Ameriquest Mortgage Co. has agreed to settle a California class action lawsuit and is in talks with dozens of states over alleged abusive lending practices, the Los Angeles Times reported.
The company said Monday that it had agreed to pay up to $50 million to settle a class-action suit filed in the Superior Court of California in San Mateo County that alleges it scammed thousands of borrowers in four states, according to the LA Times article.
The subprime lender also said authorities in 25 states had inquired about its lending practices, including the accuracy of its appraisals and how loan terms are described in oral statements to borrowers, according to the publication. Ameriquest said it was in discussions with the state authorities and had "valid responses" to their concerns.
The class-action lawsuit reportedly accuses the Orange, Calif.-based company of deceiving borrowers into closing and increasing loan costs at the closings. The class includes borrowers in California, Texas, Alabama and Alaska who closed from 1996 until early 2004. Some borrowers might qualify for five-figure refunds, according to the article.
Ameriquest has made an initial settlement offer and is scheduled to again meet with state authorities later this month. "In April we'll have a better sense of whether we settle or sue," a state government source reportedly told the publication.
Under terms of the proposed deal, Ameriquest would pay a minimum of $15 million, the Times said.
The proposed settlement will go before a judge June 24 for final approval, and if approved, individual borrowers could opt out of it to pursue individual lawsuits.
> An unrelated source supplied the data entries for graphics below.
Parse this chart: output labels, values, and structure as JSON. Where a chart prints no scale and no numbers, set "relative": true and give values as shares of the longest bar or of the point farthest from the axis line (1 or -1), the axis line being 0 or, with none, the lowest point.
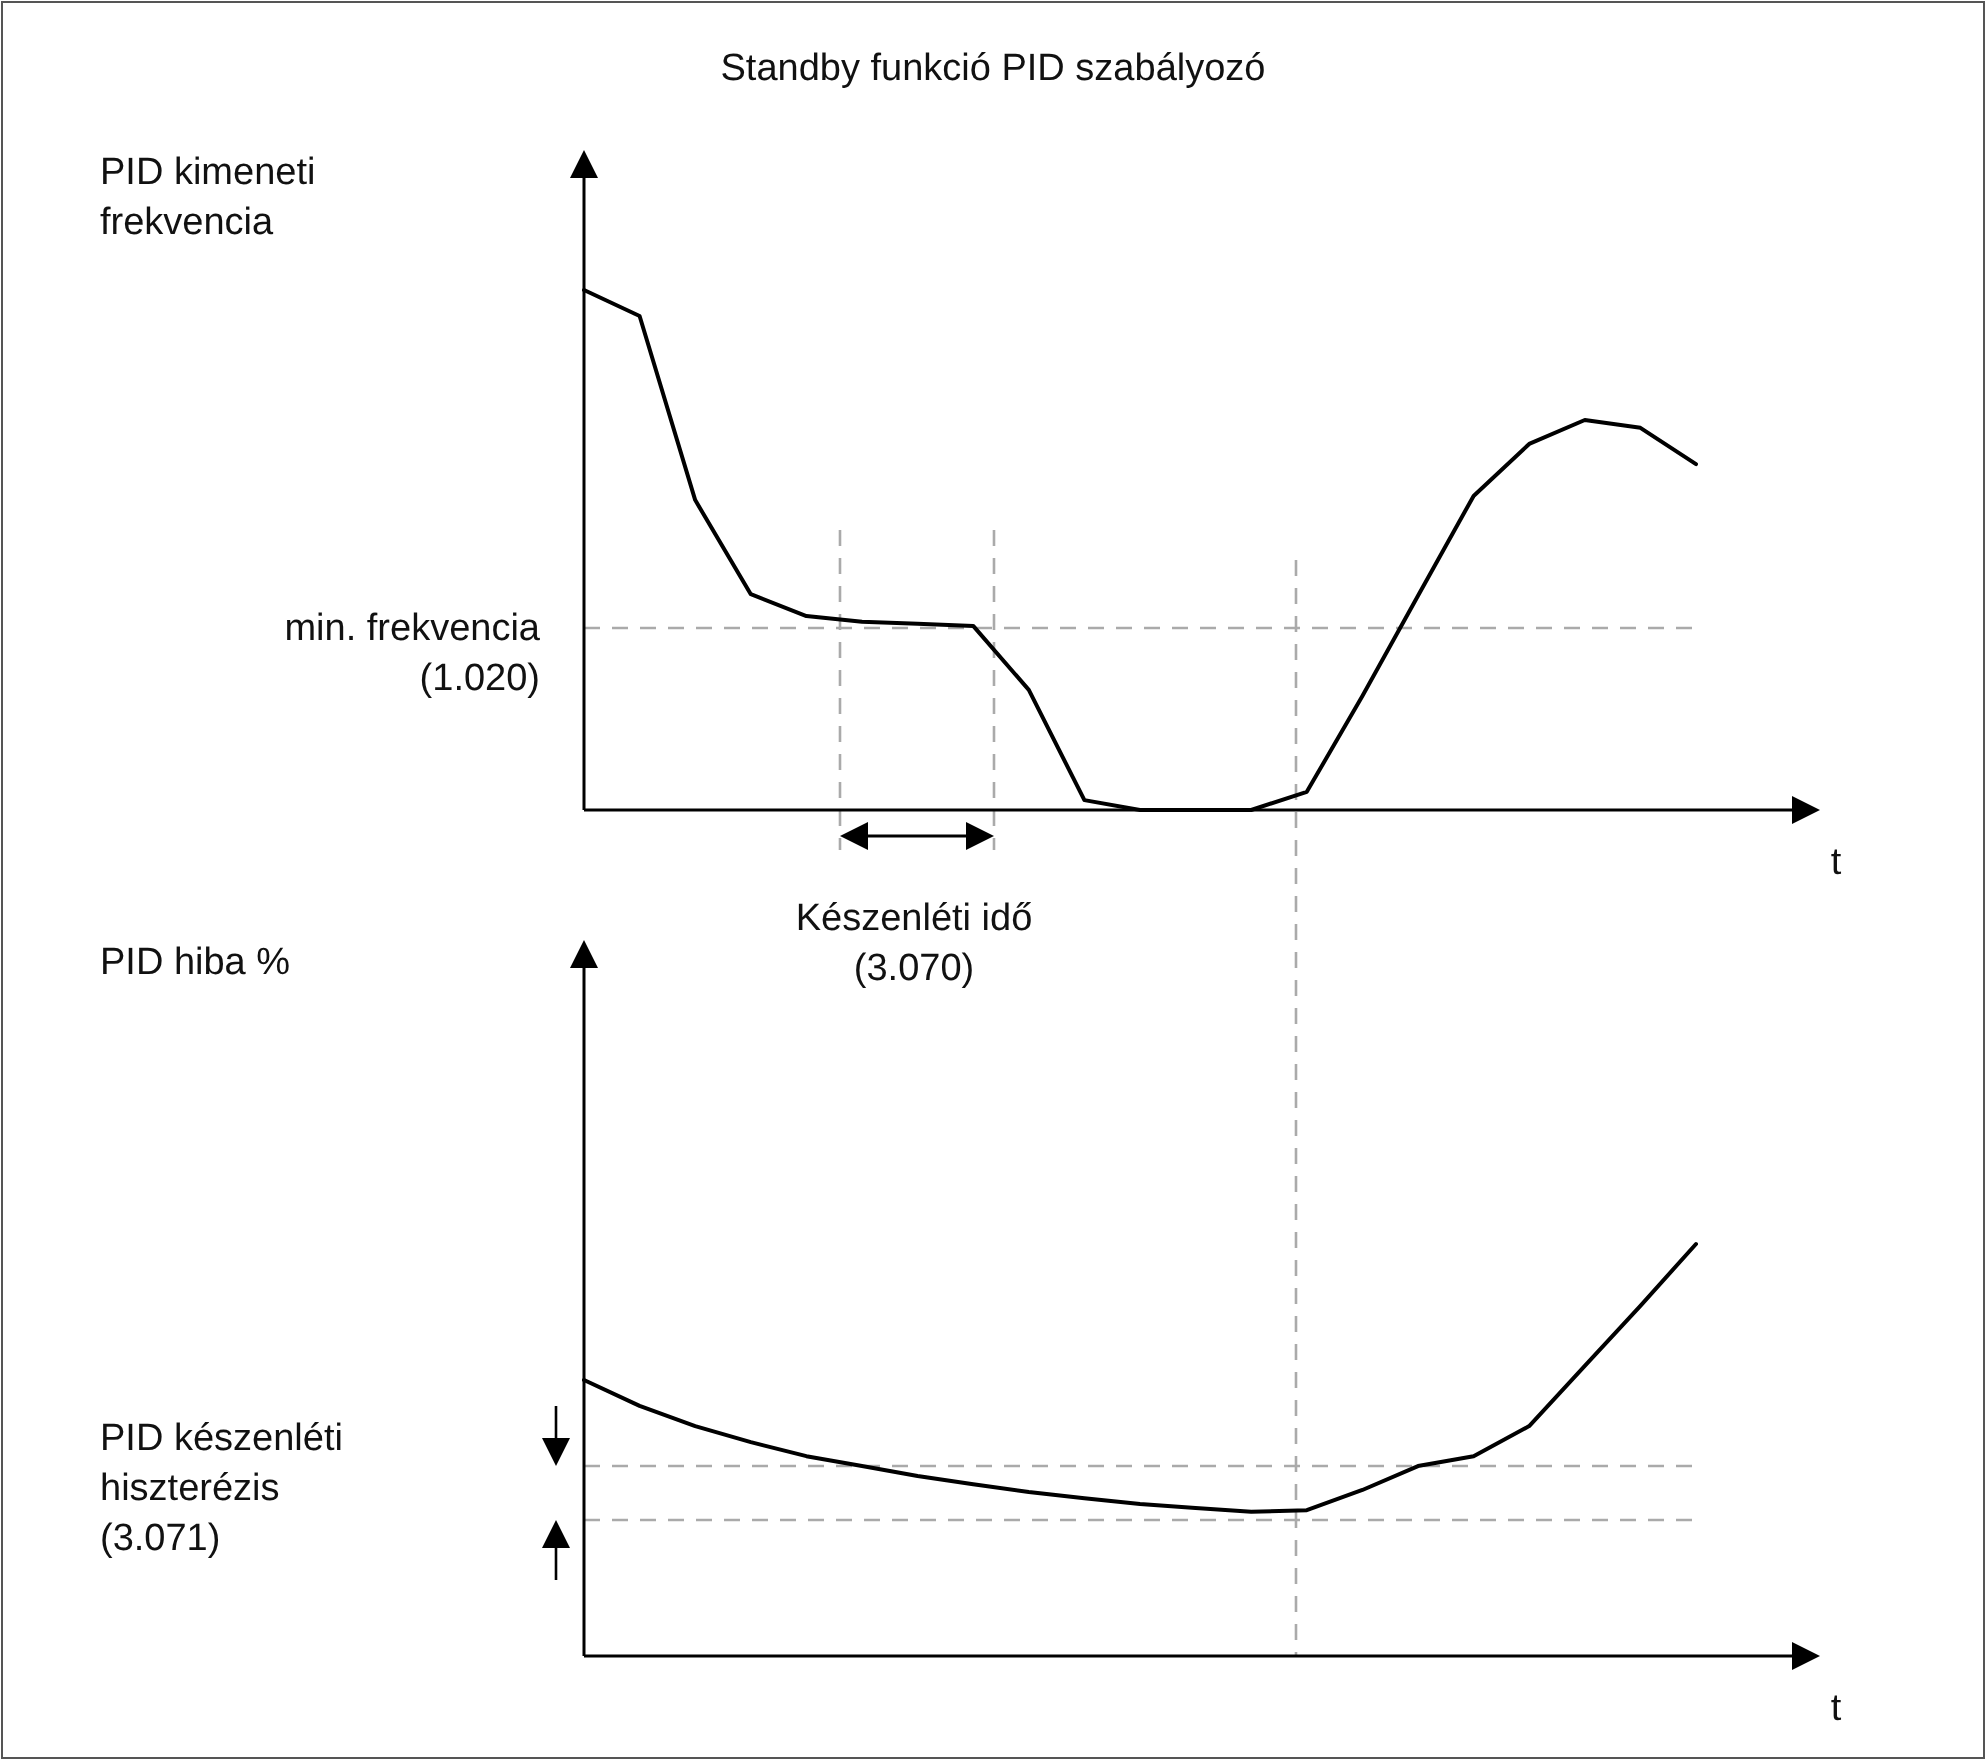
{
  "chart_data": [
    {
      "type": "line",
      "title": "Standby funkció PID szabályozó",
      "ylabel": "PID kimeneti frekvencia",
      "xlabel": "t",
      "relative": true,
      "categories": [
        null,
        null,
        null,
        null,
        null,
        null,
        null,
        null,
        null,
        null,
        null,
        null,
        null,
        null,
        null,
        null,
        null,
        null,
        null,
        null,
        null
      ],
      "series": [
        {
          "color": "#000000",
          "values": [
            1.0,
            0.95,
            0.596,
            0.415,
            0.373,
            0.362,
            0.358,
            0.354,
            0.231,
            0.019,
            0,
            0,
            0,
            0.035,
            0.219,
            0.412,
            0.604,
            0.704,
            0.75,
            0.735,
            0.665
          ]
        }
      ],
      "ref_lines": [
        {
          "axis": "y",
          "value": 0.35,
          "label": "min. frekvencia (1.020)",
          "color": "#aaaaaa",
          "line_style": "dashed"
        }
      ],
      "annotations": [
        "Készenléti idő (3.070)"
      ],
      "marker": "none",
      "line_style": "solid"
    },
    {
      "type": "line",
      "ylabel": "PID hiba %",
      "xlabel": "t",
      "relative": true,
      "categories": [
        null,
        null,
        null,
        null,
        null,
        null,
        null,
        null,
        null,
        null,
        null,
        null,
        null,
        null,
        null,
        null,
        null,
        null,
        null,
        null,
        null
      ],
      "series": [
        {
          "color": "#000000",
          "values": [
            0.67,
            0.607,
            0.558,
            0.519,
            0.485,
            0.461,
            0.437,
            0.417,
            0.398,
            0.383,
            0.369,
            0.359,
            0.35,
            0.354,
            0.403,
            0.461,
            0.485,
            0.558,
            0.704,
            0.85,
            1.0
          ]
        }
      ],
      "ref_lines": [
        {
          "axis": "y",
          "value": 0.461,
          "label": null,
          "color": "#aaaaaa",
          "line_style": "dashed"
        },
        {
          "axis": "y",
          "value": 0.33,
          "label": null,
          "color": "#aaaaaa",
          "line_style": "dashed"
        }
      ],
      "annotations": [
        "PID készenléti hiszterézis (3.071)"
      ],
      "marker": "none",
      "line_style": "solid"
    }
  ]
}
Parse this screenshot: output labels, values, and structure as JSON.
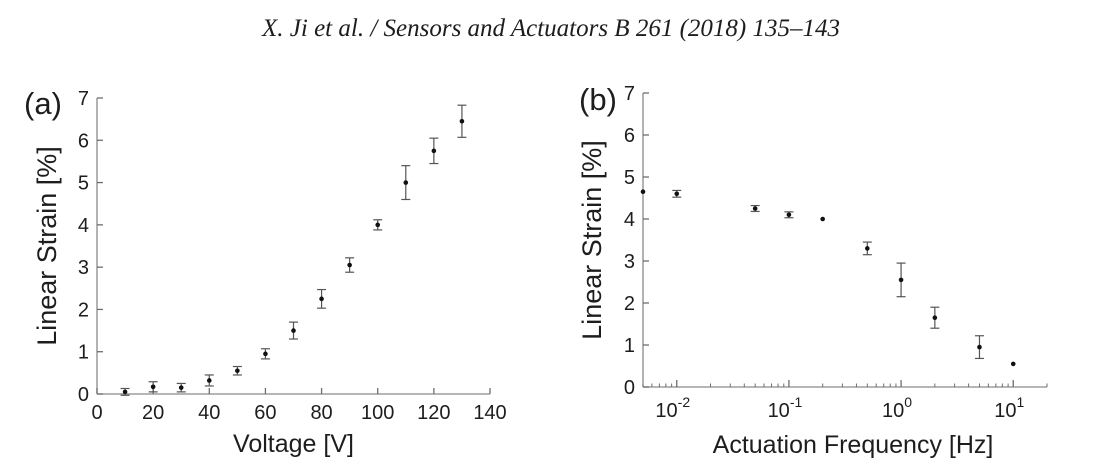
{
  "page": {
    "header": "X. Ji et al. / Sensors and Actuators B 261 (2018) 135–143",
    "background": "#ffffff"
  },
  "colors": {
    "text": "#1d1d1d",
    "axis": "#8a8a8a",
    "tick": "#6e6e6e",
    "marker": "#111111",
    "error_bar": "#555555"
  },
  "chart_data": [
    {
      "id": "panel-a",
      "type": "scatter",
      "panel_label": "(a)",
      "xlabel": "Voltage [V]",
      "ylabel": "Linear Strain [%]",
      "xscale": "linear",
      "xlim": [
        0,
        140
      ],
      "ylim": [
        0,
        7
      ],
      "xticks": [
        0,
        20,
        40,
        60,
        80,
        100,
        120,
        140
      ],
      "yticks": [
        0,
        1,
        2,
        3,
        4,
        5,
        6,
        7
      ],
      "grid": false,
      "legend": null,
      "series": [
        {
          "name": "linear-strain-vs-voltage",
          "x": [
            10,
            20,
            30,
            40,
            50,
            60,
            70,
            80,
            90,
            100,
            110,
            120,
            130
          ],
          "y": [
            0.05,
            0.17,
            0.15,
            0.32,
            0.55,
            0.95,
            1.5,
            2.25,
            3.05,
            4.0,
            5.0,
            5.75,
            6.45
          ],
          "yerr": [
            0.08,
            0.12,
            0.1,
            0.13,
            0.1,
            0.12,
            0.2,
            0.22,
            0.17,
            0.12,
            0.4,
            0.3,
            0.38
          ]
        }
      ]
    },
    {
      "id": "panel-b",
      "type": "scatter",
      "panel_label": "(b)",
      "xlabel": "Actuation Frequency [Hz]",
      "ylabel": "Linear Strain [%]",
      "xscale": "log",
      "xlim": [
        0.005,
        20
      ],
      "ylim": [
        0,
        7
      ],
      "xticks": [
        0.01,
        0.1,
        1,
        10
      ],
      "yticks": [
        0,
        1,
        2,
        3,
        4,
        5,
        6,
        7
      ],
      "grid": false,
      "legend": null,
      "series": [
        {
          "name": "linear-strain-vs-frequency",
          "x": [
            0.005,
            0.01,
            0.05,
            0.1,
            0.2,
            0.5,
            1,
            2,
            5,
            10
          ],
          "y": [
            4.65,
            4.6,
            4.25,
            4.1,
            4.0,
            3.3,
            2.55,
            1.65,
            0.95,
            0.55
          ],
          "yerr": [
            0.04,
            0.08,
            0.07,
            0.07,
            0.04,
            0.15,
            0.4,
            0.25,
            0.27,
            0.04
          ]
        }
      ]
    }
  ]
}
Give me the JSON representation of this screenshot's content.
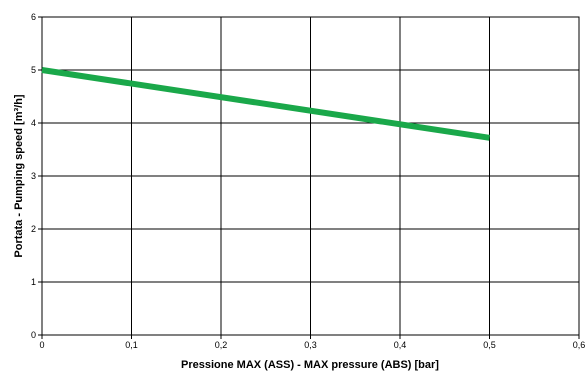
{
  "chart_data": {
    "type": "line",
    "title": "",
    "xlabel": "Pressione MAX  (ASS) - MAX pressure (ABS) [bar]",
    "ylabel": "Portata - Pumping speed [m³/h]",
    "xlim": [
      0,
      0.6
    ],
    "ylim": [
      0,
      6
    ],
    "xticks": [
      "0",
      "0,1",
      "0,2",
      "0,3",
      "0,4",
      "0,5",
      "0,6"
    ],
    "yticks": [
      "0",
      "1",
      "2",
      "3",
      "4",
      "5",
      "6"
    ],
    "grid": true,
    "legend": "none",
    "series": [
      {
        "color": "#1aa84a",
        "x": [
          0,
          0.5
        ],
        "y": [
          5.0,
          3.72
        ]
      }
    ]
  }
}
An attorney for Ameriquest said the company's offer to settle the case does not admit any liability, the Times reported.
Class members whose preliminary loan disclosures did not include a prepayment penalty could be entitled to a 50% refund of any prepayment penalties, the Times said. Ameriquest has identified 1,671 class members may fall into this category.
An Ameriquest spokesman reportedly told the Times that he anticipated there would be few refunds, as it had been determined that in nearly 70% of the loans, the annual percentage rate decreased between the time of the good-faith estimate and the closing.
Ameriquest's disclosures follow a Feb. 4 article by the Times accusing Ameriquest of running "boiler room" operations. The publication interviewed several Ameriquest loan agents who complained that pressure to close loans prompted some employees to forge documents, hide fees and push appraisers to inflate home values so that borrowers could qualify for mortgages.
Ameriquest initially revealed that it had been in talks with officials in 25 states in a Feb. 23 Securities Exchange Commission filing, which was a prospectus for RMBS investors.